4.7. Storage¶

4.7.1. Description¶

The Storage is an object that is responsible for storing extracted features as computed from Marker step of the pipeline. If the pipeline is provided with a storage-like object, the extracted features are stored via that object else they are kept in memory.

Storage is meant to be used inside the DataGrabber context but you can operate on them outside the context as long as the processed data is in the memory and the Python runtime has not garbage-collected it.

The Markers are responsible for defining what storage kind (matrix, vector, timeseries, scalar_table) they support for which data type by overriding its get_output_type method. The storage object in turn declares and provides implementation for specific storage kind. For example, SQLiteFeatureStorage supports saving matrix, vector and timeseries via store_matrix, store_vector and store_timeseries methods respectively.

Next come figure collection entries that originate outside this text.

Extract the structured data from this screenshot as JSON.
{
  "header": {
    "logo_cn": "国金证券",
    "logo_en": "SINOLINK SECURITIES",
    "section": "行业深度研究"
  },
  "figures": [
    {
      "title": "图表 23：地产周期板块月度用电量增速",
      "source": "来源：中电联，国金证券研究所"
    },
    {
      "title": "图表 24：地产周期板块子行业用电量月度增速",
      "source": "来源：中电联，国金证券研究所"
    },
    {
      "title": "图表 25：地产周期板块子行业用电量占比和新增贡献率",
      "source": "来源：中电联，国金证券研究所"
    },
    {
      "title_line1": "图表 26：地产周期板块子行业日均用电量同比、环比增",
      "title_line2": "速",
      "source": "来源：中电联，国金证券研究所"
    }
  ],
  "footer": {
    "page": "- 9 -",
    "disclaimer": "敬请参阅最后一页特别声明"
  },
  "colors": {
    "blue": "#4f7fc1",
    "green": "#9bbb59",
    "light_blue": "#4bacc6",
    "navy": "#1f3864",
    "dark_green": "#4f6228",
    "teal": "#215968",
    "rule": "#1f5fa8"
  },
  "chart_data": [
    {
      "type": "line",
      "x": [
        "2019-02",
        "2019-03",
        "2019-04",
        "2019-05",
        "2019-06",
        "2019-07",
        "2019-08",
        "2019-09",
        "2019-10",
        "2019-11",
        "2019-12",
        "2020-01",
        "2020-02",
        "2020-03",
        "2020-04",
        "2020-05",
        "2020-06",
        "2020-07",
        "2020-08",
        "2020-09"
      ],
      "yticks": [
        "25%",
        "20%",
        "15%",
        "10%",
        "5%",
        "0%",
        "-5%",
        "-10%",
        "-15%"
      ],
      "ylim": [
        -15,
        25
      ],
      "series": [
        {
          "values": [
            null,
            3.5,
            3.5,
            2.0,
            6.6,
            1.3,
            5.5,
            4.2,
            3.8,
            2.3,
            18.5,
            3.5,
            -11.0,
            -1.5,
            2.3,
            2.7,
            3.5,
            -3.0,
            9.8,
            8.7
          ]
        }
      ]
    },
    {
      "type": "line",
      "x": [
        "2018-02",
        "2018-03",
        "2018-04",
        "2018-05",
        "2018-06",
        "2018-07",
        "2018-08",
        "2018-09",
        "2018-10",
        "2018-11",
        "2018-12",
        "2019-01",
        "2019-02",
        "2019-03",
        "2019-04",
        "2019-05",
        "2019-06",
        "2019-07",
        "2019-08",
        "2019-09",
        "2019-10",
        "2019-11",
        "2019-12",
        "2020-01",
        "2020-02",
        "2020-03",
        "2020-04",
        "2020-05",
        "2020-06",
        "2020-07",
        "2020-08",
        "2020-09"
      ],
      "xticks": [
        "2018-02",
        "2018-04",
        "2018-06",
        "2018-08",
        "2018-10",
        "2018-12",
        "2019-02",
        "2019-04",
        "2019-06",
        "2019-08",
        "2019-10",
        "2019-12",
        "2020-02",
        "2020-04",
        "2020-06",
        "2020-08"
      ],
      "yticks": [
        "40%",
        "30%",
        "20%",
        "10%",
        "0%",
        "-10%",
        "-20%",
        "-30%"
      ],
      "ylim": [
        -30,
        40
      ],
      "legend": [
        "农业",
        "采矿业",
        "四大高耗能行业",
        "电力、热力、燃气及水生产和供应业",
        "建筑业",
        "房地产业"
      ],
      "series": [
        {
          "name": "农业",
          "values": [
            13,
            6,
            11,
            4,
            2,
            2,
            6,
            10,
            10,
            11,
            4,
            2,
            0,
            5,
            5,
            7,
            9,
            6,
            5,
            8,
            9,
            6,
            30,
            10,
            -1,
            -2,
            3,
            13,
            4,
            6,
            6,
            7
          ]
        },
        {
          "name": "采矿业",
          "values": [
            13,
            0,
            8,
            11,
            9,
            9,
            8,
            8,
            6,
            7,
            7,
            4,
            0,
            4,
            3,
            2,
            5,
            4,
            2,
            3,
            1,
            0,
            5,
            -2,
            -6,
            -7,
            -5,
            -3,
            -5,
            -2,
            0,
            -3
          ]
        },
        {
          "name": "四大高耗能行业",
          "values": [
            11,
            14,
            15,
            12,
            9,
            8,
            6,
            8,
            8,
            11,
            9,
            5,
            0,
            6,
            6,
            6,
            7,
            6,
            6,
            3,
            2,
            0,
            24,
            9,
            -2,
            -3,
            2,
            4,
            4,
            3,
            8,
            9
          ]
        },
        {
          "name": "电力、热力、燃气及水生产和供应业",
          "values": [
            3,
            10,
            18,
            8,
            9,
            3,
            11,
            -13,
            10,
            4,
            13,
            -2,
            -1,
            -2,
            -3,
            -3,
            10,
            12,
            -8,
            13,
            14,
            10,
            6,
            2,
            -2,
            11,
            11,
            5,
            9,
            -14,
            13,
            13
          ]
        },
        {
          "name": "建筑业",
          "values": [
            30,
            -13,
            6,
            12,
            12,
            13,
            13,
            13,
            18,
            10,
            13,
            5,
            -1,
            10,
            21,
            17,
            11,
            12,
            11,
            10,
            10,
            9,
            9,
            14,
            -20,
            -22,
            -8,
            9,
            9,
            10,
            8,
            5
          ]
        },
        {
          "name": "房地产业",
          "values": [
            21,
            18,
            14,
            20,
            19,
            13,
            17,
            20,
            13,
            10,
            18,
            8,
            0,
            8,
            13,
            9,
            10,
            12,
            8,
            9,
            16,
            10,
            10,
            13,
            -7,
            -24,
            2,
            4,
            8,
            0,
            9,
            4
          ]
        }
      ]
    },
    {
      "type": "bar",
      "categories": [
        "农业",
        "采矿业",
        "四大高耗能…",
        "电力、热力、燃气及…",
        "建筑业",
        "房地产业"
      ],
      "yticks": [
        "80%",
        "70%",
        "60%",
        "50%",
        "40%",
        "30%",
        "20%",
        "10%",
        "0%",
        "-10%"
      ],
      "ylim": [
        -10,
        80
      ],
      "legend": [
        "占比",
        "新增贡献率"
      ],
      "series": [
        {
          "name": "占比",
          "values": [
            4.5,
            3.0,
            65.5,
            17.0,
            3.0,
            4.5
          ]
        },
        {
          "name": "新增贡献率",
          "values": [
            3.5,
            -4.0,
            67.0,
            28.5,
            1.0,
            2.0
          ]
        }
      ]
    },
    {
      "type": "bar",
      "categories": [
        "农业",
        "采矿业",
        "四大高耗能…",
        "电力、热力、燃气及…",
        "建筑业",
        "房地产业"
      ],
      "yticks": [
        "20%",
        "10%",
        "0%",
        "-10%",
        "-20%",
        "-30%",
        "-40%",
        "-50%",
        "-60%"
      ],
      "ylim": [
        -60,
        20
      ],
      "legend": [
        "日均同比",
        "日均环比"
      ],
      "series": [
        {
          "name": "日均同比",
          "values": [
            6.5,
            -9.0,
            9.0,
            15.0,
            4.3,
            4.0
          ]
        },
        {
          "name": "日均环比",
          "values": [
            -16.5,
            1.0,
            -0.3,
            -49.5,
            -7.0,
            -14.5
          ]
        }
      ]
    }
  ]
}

For storage interfaces not supported by junifer yet, you can either make your own Storage by providing a concrete implementation of BaseFeatureStorage or open an issue on junifer Github and we can help you out.

4.7.2. Storage Types¶

Storage Type	Description	Options	Reference
`matrix`	A 2D square matrix with row and column names	`col_names`, `row_names`, `matrix_kind`, `diagonal` `row_header_col_name` (only for `HDF5FeatureStorage.store_matrix()`)	`BaseFeatureStorage.store_matrix()`
`vector`	A 1D row vector of values with column names	`col_names`	`BaseFeatureStorage.store_vector()`
`timeseries`	A 2D square or non-square matrix of scalar values with column names	`col_names`	`BaseFeatureStorage.store_timeseries()`
`scalar_table`	A 2D square or non-square matrix of scalar values with row name, column name and row header column name	`col_names`, `row_names`, `row_header_col_name`	`BaseFeatureStorage.store_scalar_table()`

4.7.3. Storage Interfaces¶

Storage class	File extension	File type	Storage kinds
`SQLiteFeatureStorage`	`.sqlite`	SQLite	`matrix`, `vector`, `timeseries`
`HDF5FeatureStorage`	`.hdf5`	HDF5	`matrix`, `vector`, `timeseries`, `scalar_table`